Originals Created by Copying
Letters from Heaven and their Agency in Popular Religious Belief (15th-20th Century)
2019–2022
RFC03
The project deals with the manuscript genre Letters from Heaven/Himmelsbriefe and examines the significance of handwriting as a precondition for the historical emergence, further development and societal impact of this popular form of sacred communication. The currently relevant material consists of about fifty manuscripts from the 15th-20th century, which are now scattered in museums, libraries and (private) archives in various regions of Germany, but also in Europe and the USA. The question at stake is what role the ritual handwritten (re-)production played for the status and agency of those manuscripts as ‘originals’ in their differing contexts of origin and use. Copying by hand seemed to be a central part of the material production, circulation and use of this type of manuscripts. Furthermore, copying was also fundamental for the attributed agency of these replicas and their function as ‘originals’ in magical practices over time. The practice of copying negotiates the ontological ground of Himmelsbriefe by turning them on the one hand into copies and on the other hand, by circulation and donation from a scribe to the new owner, into originals again. The project reconstructs the process of handwritten copying in order to understand these performative practices of replication and their material und social consequences, especially in the historical contexts of war and threat since the 15th century. The question is how to specify and contextualize the parameters of valorization of copy/original – i.e. reliability, authenticity and agency of the artefact not as result of ascription, but of production – by looking at the materiality itself as well as at the production and the usage or consumption of these artefacts. How does a copy become an original? What is the specific aura of an original? At what point of the process and how does a copy change into an original?
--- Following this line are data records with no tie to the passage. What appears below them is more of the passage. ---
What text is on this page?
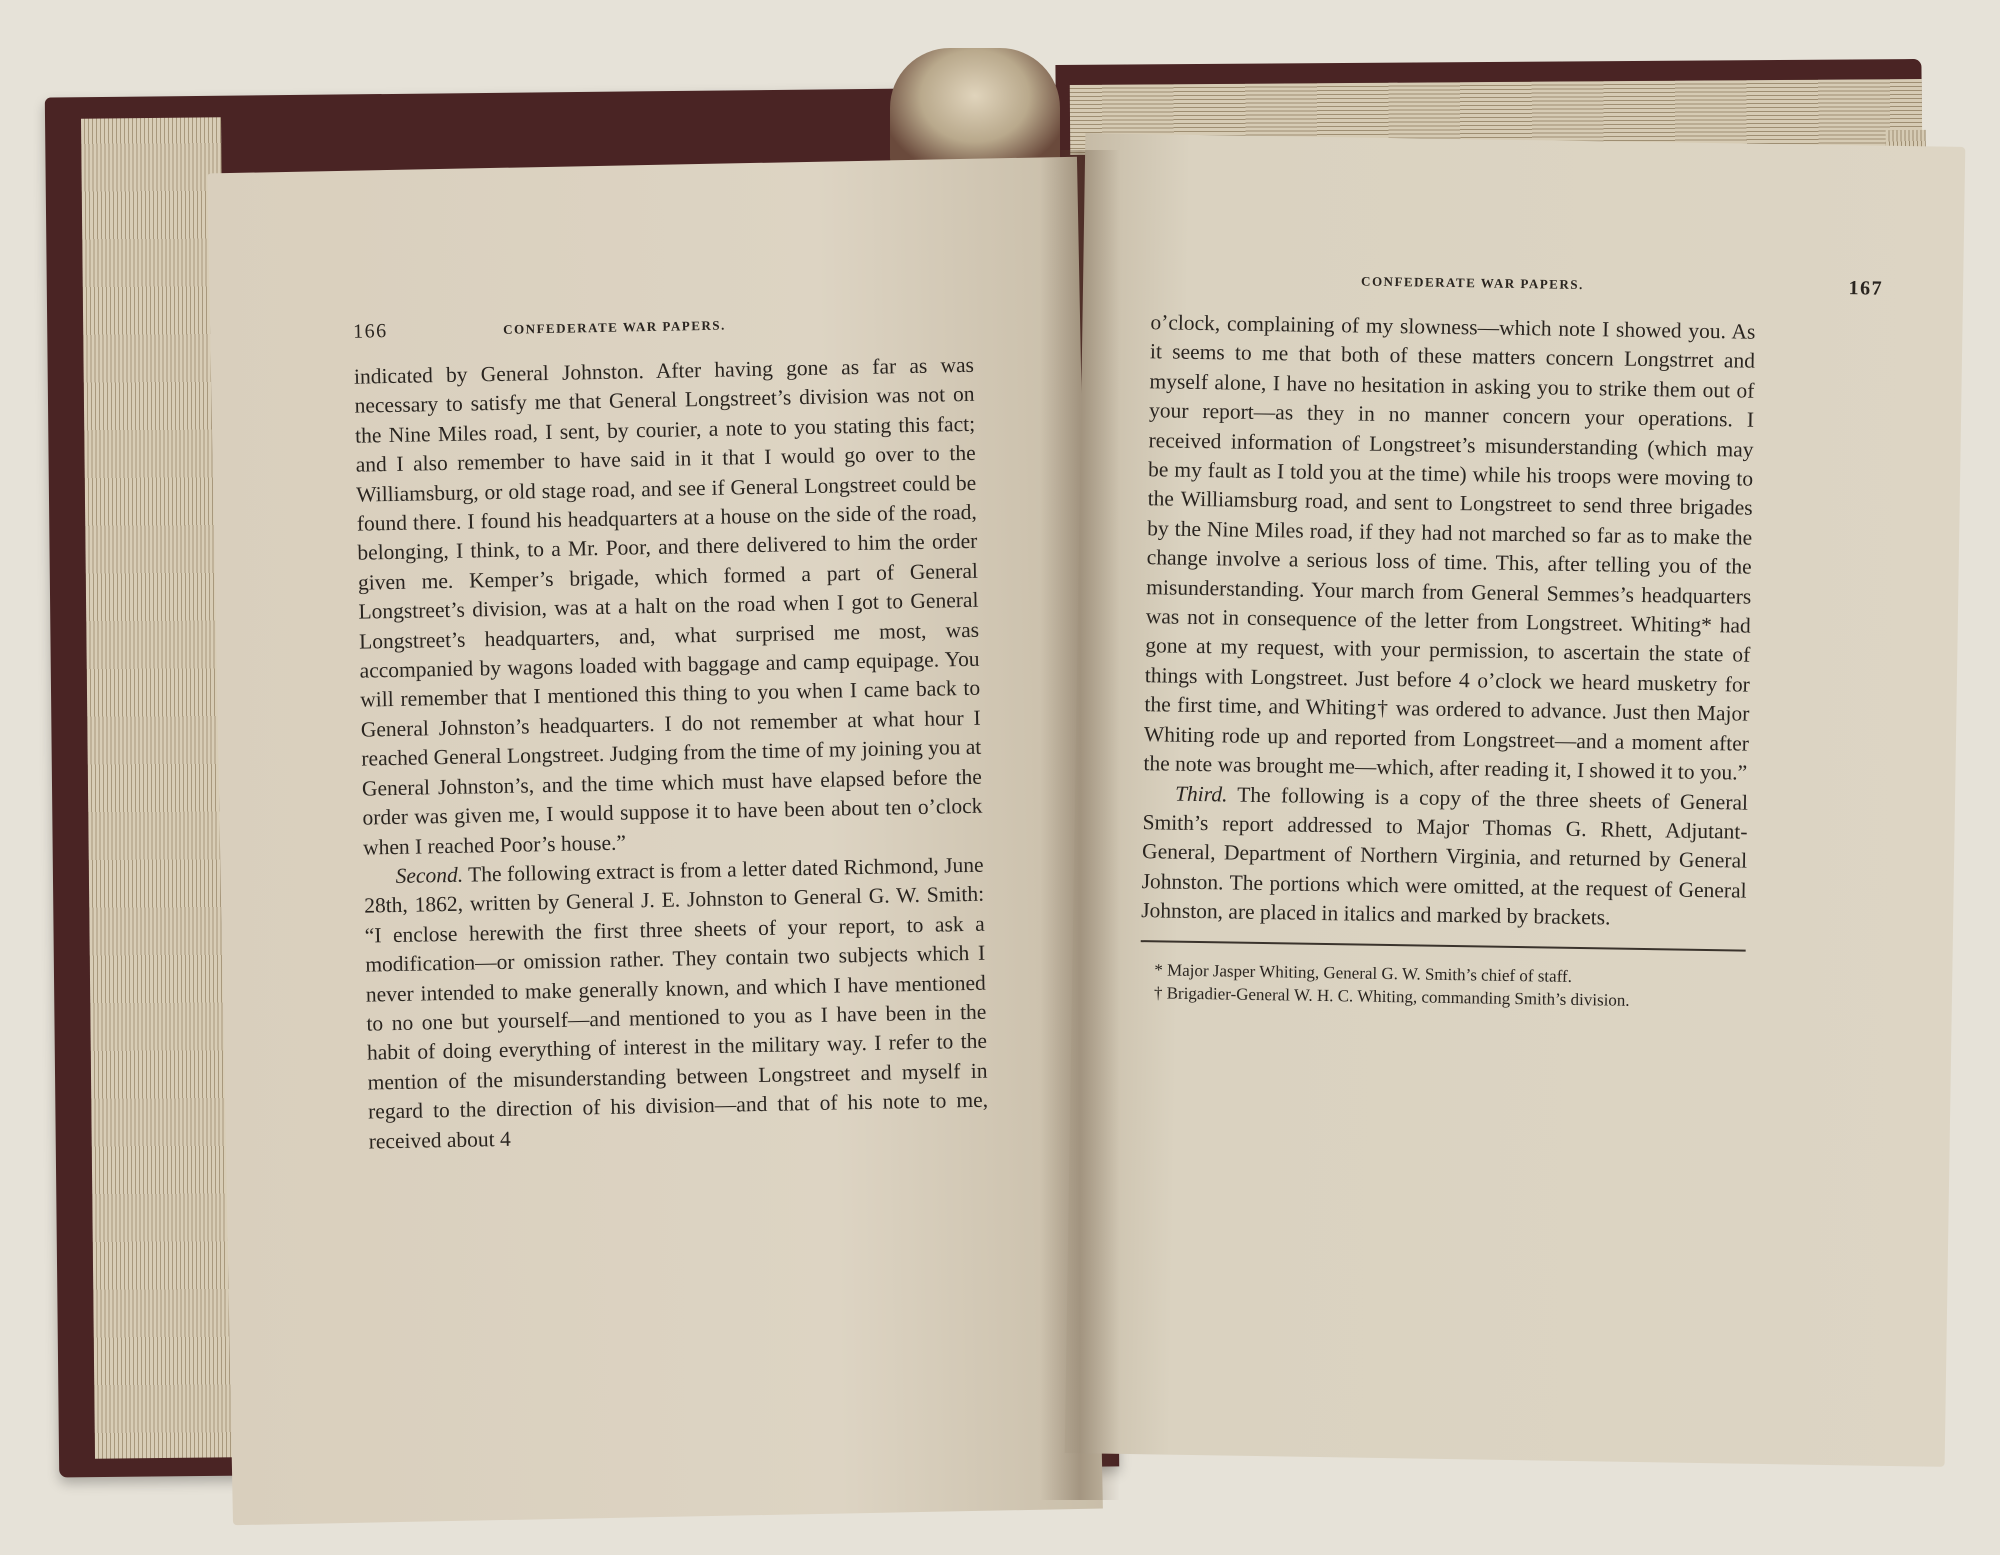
166	CONFEDERATE WAR PAPERS.

indicated by General Johnston. After having gone as far as was necessary to satisfy me that General Longstreet’s division was not on the Nine Miles road, I sent, by courier, a note to you stating this fact; and I also remember to have said in it that I would go over to the Williamsburg, or old stage road, and see if General Longstreet could be found there. I found his headquarters at a house on the side of the road, belonging, I think, to a Mr. Poor, and there delivered to him the order given me. Kemper’s brigade, which formed a part of General Longstreet’s division, was at a halt on the road when I got to General Longstreet’s headquarters, and, what surprised me most, was accompanied by wagons loaded with baggage and camp equipage. You will remember that I mentioned this thing to you when I came back to General Johnston’s headquarters. I do not remember at what hour I reached General Longstreet. Judging from the time of my joining you at General Johnston’s, and the time which must have elapsed before the order was given me, I would suppose it to have been about ten o’clock when I reached Poor’s house.”

Second. The following extract is from a letter dated Richmond, June 28th, 1862, written by General J. E. Johnston to General G. W. Smith: “I enclose herewith the first three sheets of your report, to ask a modification—or omission rather. They contain two subjects which I never intended to make generally known, and which I have mentioned to no one but yourself—and mentioned to you as I have been in the habit of doing everything of interest in the military way. I refer to the mention of the misunderstanding between Longstreet and myself in regard to the direction of his division—and that of his note to me, received about 4

CONFEDERATE WAR PAPERS.	167

o’clock, complaining of my slowness—which note I showed you. As it seems to me that both of these matters concern Longstrret and myself alone, I have no hesitation in asking you to strike them out of your report—as they in no manner concern your operations. I received information of Longstreet’s misunderstanding (which may be my fault as I told you at the time) while his troops were moving to the Williamsburg road, and sent to Longstreet to send three brigades by the Nine Miles road, if they had not marched so far as to make the change involve a serious loss of time. This, after telling you of the misunderstanding. Your march from General Semmes’s headquarters was not in consequence of the letter from Longstreet. Whiting* had gone at my request, with your permission, to ascertain the state of things with Longstreet. Just before 4 o’clock we heard musketry for the first time, and Whiting† was ordered to advance. Just then Major Whiting rode up and reported from Longstreet—and a moment after the note was brought me—which, after reading it, I showed it to you.”

Third. The following is a copy of the three sheets of General Smith’s report addressed to Major Thomas G. Rhett, Adjutant-General, Department of Northern Virginia, and returned by General Johnston. The portions which were omitted, at the request of General Johnston, are placed in italics and marked by brackets.

* Major Jasper Whiting, General G. W. Smith’s chief of staff.

† Brigadier-General W. H. C. Whiting, commanding Smith’s division.
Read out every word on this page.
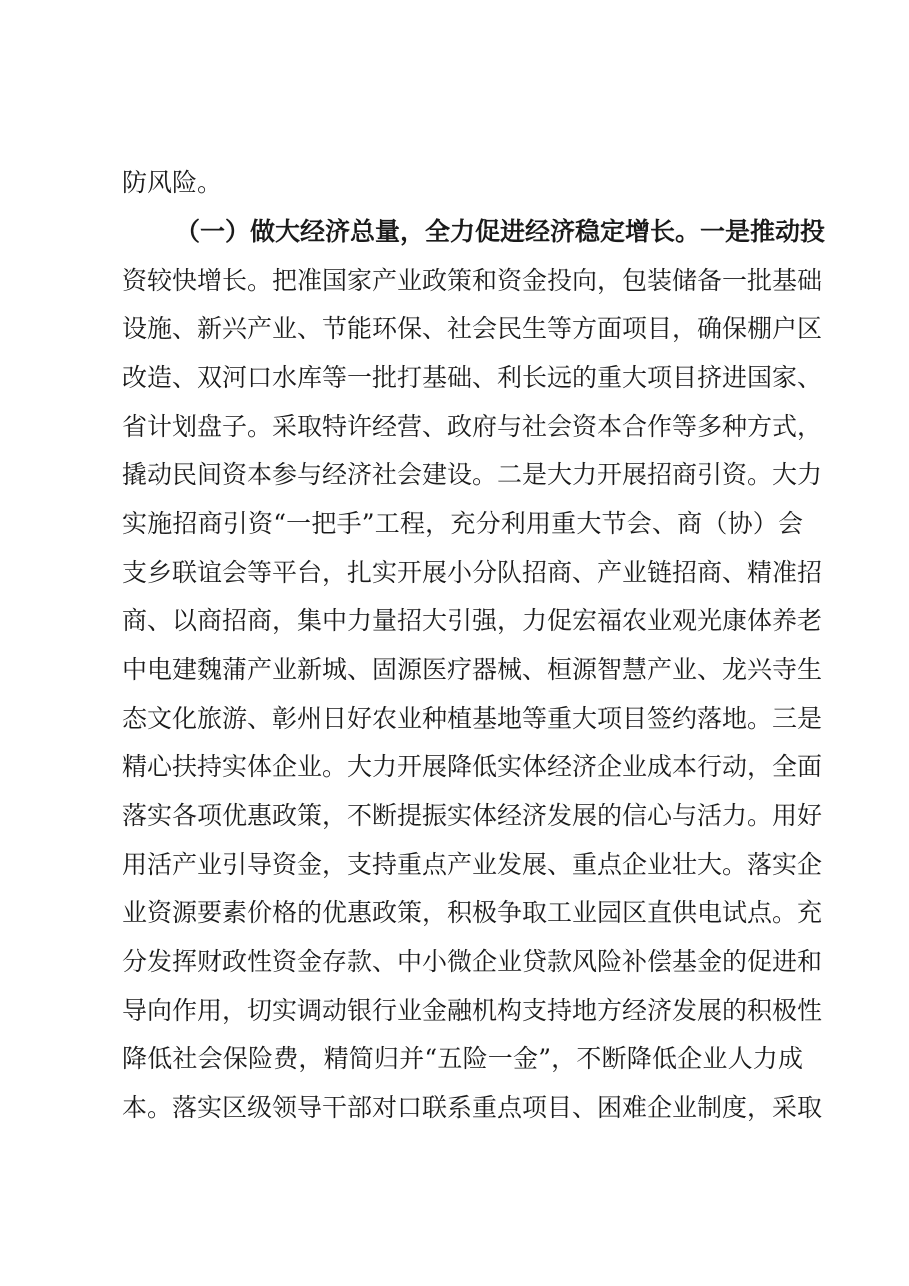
防风险。
（一）做大经济总量，全力促进经济稳定增长。一是推动投
资较快增长。把准国家产业政策和资金投向，包装储备一批基础
设施、新兴产业、节能环保、社会民生等方面项目，确保棚户区
改造、双河口水库等一批打基础、利长远的重大项目挤进国家、
省计划盘子。采取特许经营、政府与社会资本合作等多种方式，
撬动民间资本参与经济社会建设。二是大力开展招商引资。大力
实施招商引资“一把手”工程，充分利用重大节会、商（协）会
支乡联谊会等平台，扎实开展小分队招商、产业链招商、精准招
商、以商招商，集中力量招大引强，力促宏福农业观光康体养老
中电建魏蒲产业新城、固源医疗器械、桓源智慧产业、龙兴寺生
态文化旅游、彰州日好农业种植基地等重大项目签约落地。三是
精心扶持实体企业。大力开展降低实体经济企业成本行动，全面
落实各项优惠政策，不断提振实体经济发展的信心与活力。用好
用活产业引导资金，支持重点产业发展、重点企业壮大。落实企
业资源要素价格的优惠政策，积极争取工业园区直供电试点。充
分发挥财政性资金存款、中小微企业贷款风险补偿基金的促进和
导向作用，切实调动银行业金融机构支持地方经济发展的积极性
降低社会保险费，精简归并“五险一金”，不断降低企业人力成
本。落实区级领导干部对口联系重点项目、困难企业制度，采取
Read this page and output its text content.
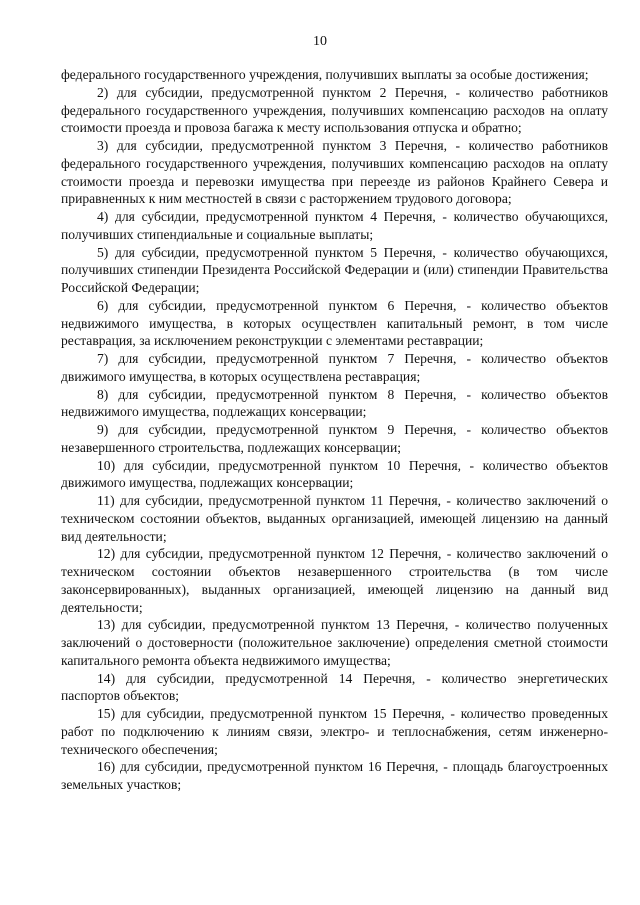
10

федерального государственного учреждения, получивших выплаты за особые достижения;

2) для субсидии, предусмотренной пунктом 2 Перечня, - количество работников федерального государственного учреждения, получивших компенсацию расходов на оплату стоимости проезда и провоза багажа к месту использования отпуска и обратно;

3) для субсидии, предусмотренной пунктом 3 Перечня, - количество работников федерального государственного учреждения, получивших компенсацию расходов на оплату стоимости проезда и перевозки имущества при переезде из районов Крайнего Севера и приравненных к ним местностей в связи с расторжением трудового договора;

4) для субсидии, предусмотренной пунктом 4 Перечня, - количество обучающихся, получивших стипендиальные и социальные выплаты;

5) для субсидии, предусмотренной пунктом 5 Перечня, - количество обучающихся, получивших стипендии Президента Российской Федерации и (или) стипендии Правительства Российской Федерации;

6) для субсидии, предусмотренной пунктом 6 Перечня, - количество объектов недвижимого имущества, в которых осуществлен капитальный ремонт, в том числе реставрация, за исключением реконструкции с элементами реставрации;

7) для субсидии, предусмотренной пунктом 7 Перечня, - количество объектов движимого имущества, в которых осуществлена реставрация;

8) для субсидии, предусмотренной пунктом 8 Перечня, - количество объектов недвижимого имущества, подлежащих консервации;

9) для субсидии, предусмотренной пунктом 9 Перечня, - количество объектов незавершенного строительства, подлежащих консервации;

10) для субсидии, предусмотренной пунктом 10 Перечня, - количество объектов движимого имущества, подлежащих консервации;

11) для субсидии, предусмотренной пунктом 11 Перечня, - количество заключений о техническом состоянии объектов, выданных организацией, имеющей лицензию на данный вид деятельности;

12) для субсидии, предусмотренной пунктом 12 Перечня, - количество заключений о техническом состоянии объектов незавершенного строительства (в том числе законсервированных), выданных организацией, имеющей лицензию на данный вид деятельности;

13) для субсидии, предусмотренной пунктом 13 Перечня, - количество полученных заключений о достоверности (положительное заключение) определения сметной стоимости капитального ремонта объекта недвижимого имущества;

14) для субсидии, предусмотренной 14 Перечня, - количество энергетических паспортов объектов;

15) для субсидии, предусмотренной пунктом 15 Перечня, - количество проведенных работ по подключению к линиям связи, электро- и теплоснабжения, сетям инженерно-технического обеспечения;

16) для субсидии, предусмотренной пунктом 16 Перечня, - площадь благоустроенных земельных участков;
Since there is some historical evidence of (broadsheet) printed editions of Letters from Heaven, the project examines the transition process and the relationship between handwritten copies/originals and mass production. Identifying the age and the material and writing surface of the manuscripts demands close cooperation with research field A Artefact Profiling, as well as with research field E Archiving Artefacts regarding problems of recording and sampling of the manuscripts.